NPs Generate More Revenue Relative to Compensation Than Physicians
The current shortage of primary care physicians is creating higher demand for NPs, which in turn increases their compensation, said Justin Chamblee, a consultant with the Coker Group, a practice management consulting firm in Atlanta, Georgia.
By all accounts, this demand promises to grow stronger under healthcare reform, which will extend insurance coverage to 32 million additional individuals through 2019. Healthcare reformers view both NPs and PAs as an economical way to help tend to these newly insured individuals. Licensed to diagnose illness and prescribe medications, NPs, along with PAs, can perform about 80% of the services provided by primary care physicians, with comparable quality, according to a number of published studies.
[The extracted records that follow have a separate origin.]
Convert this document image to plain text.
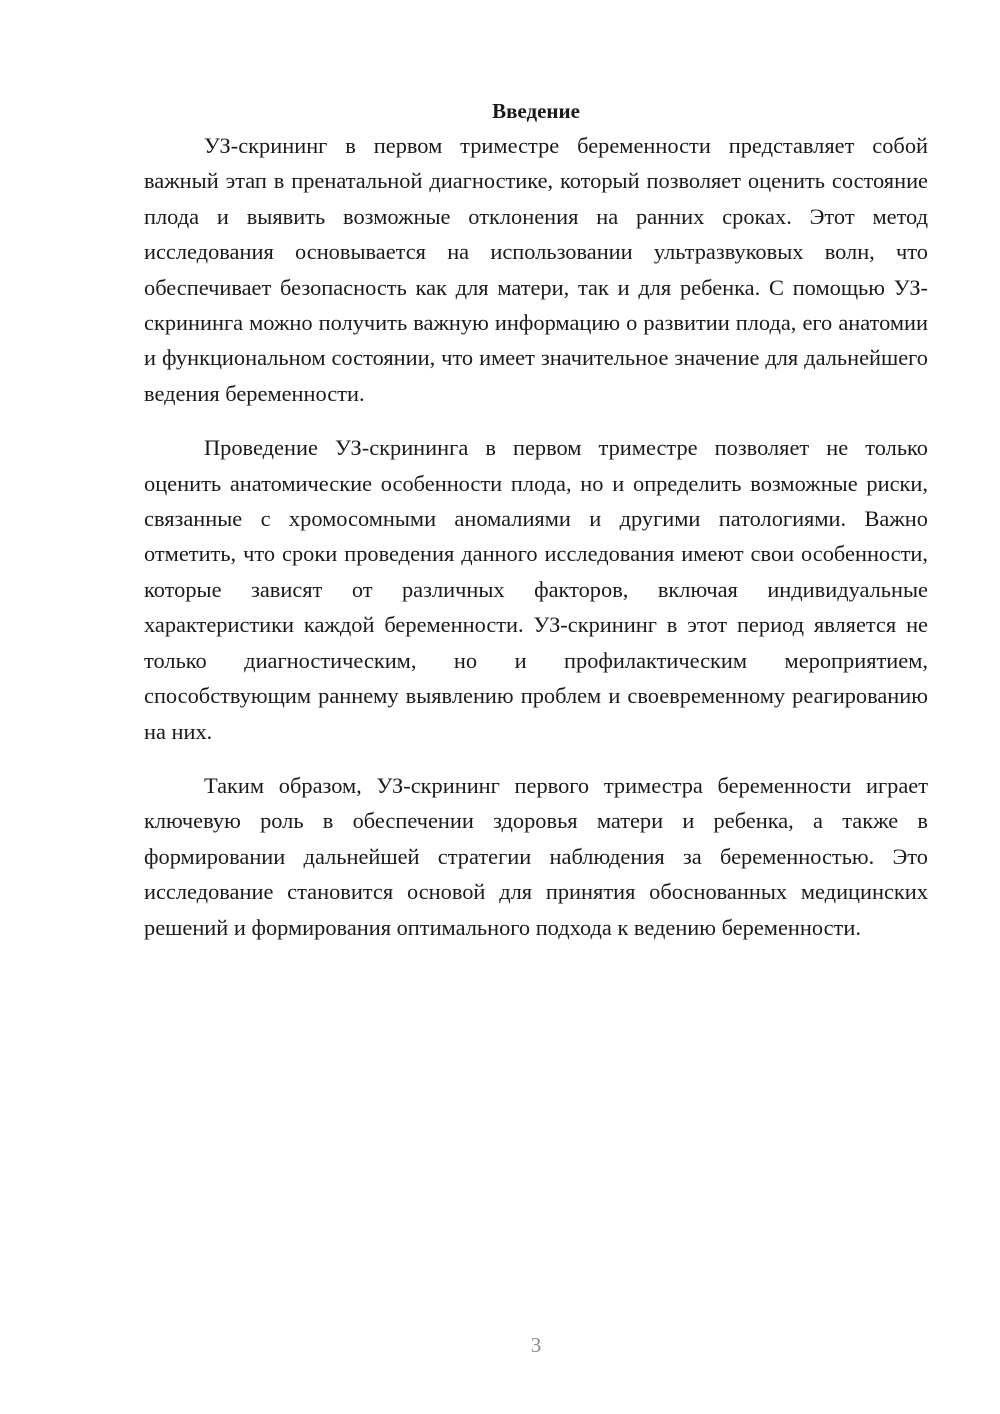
Введение

УЗ-скрининг в первом триместре беременности представляет собой важный этап в пренатальной диагностике, который позволяет оценить состояние плода и выявить возможные отклонения на ранних сроках. Этот метод исследования основывается на использовании ультразвуковых волн, что обеспечивает безопасность как для матери, так и для ребенка. С помощью УЗ-скрининга можно получить важную информацию о развитии плода, его анатомии и функциональном состоянии, что имеет значительное значение для дальнейшего ведения беременности.

Проведение УЗ-скрининга в первом триместре позволяет не только оценить анатомические особенности плода, но и определить возможные риски, связанные с хромосомными аномалиями и другими патологиями. Важно отметить, что сроки проведения данного исследования имеют свои особенности, которые зависят от различных факторов, включая индивидуальные характеристики каждой беременности. УЗ-скрининг в этот период является не только диагностическим, но и профилактическим мероприятием, способствующим раннему выявлению проблем и своевременному реагированию на них.

Таким образом, УЗ-скрининг первого триместра беременности играет ключевую роль в обеспечении здоровья матери и ребенка, а также в формировании дальнейшей стратегии наблюдения за беременностью. Это исследование становится основой для принятия обоснованных медицинских решений и формирования оптимального подхода к ведению беременности.

3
Dave Duncan, a senior search consultant with the healthcare recruitment firm Cejka Search in St. Louis, Missouri, said medical practices hire NPs to relieve overworked physicians, share call duty, and staff rural clinics. "But it's getting tougher to find these folks," Duncan told Medscape Medical News. One reason is the growing number of retail clinics operated by drug stores, big-box retailers, and health systems, which also hire NPs to treat patients.
NPs can boost the bottom line of a medical practice in several ways, experts say. By assigning simpler medical cases to NPs, physicians can concentrate on the more complex ones, which insurers reimburse at higher rates.
At the same time, a primary care medical practice that traditionally would hire extra physicians to help carry a burgeoning patient workload can get more bang for its buck hiring NPs instead, based on the ratio of compensation to collections — that is, revenue — for the 2 professions. General internists, for example, received a median $197,080 in compensation last year while generating $366,622 in collections, according to the MGMA. In contrast, the ratio of compensation to collections is better for an NP in primary care, at $84,488 to $228,668. Put another way, 2 such NPs would generate more revenue than a single internist, but their combined compensation would be less than the internist's. The same math also works in favor of PAs.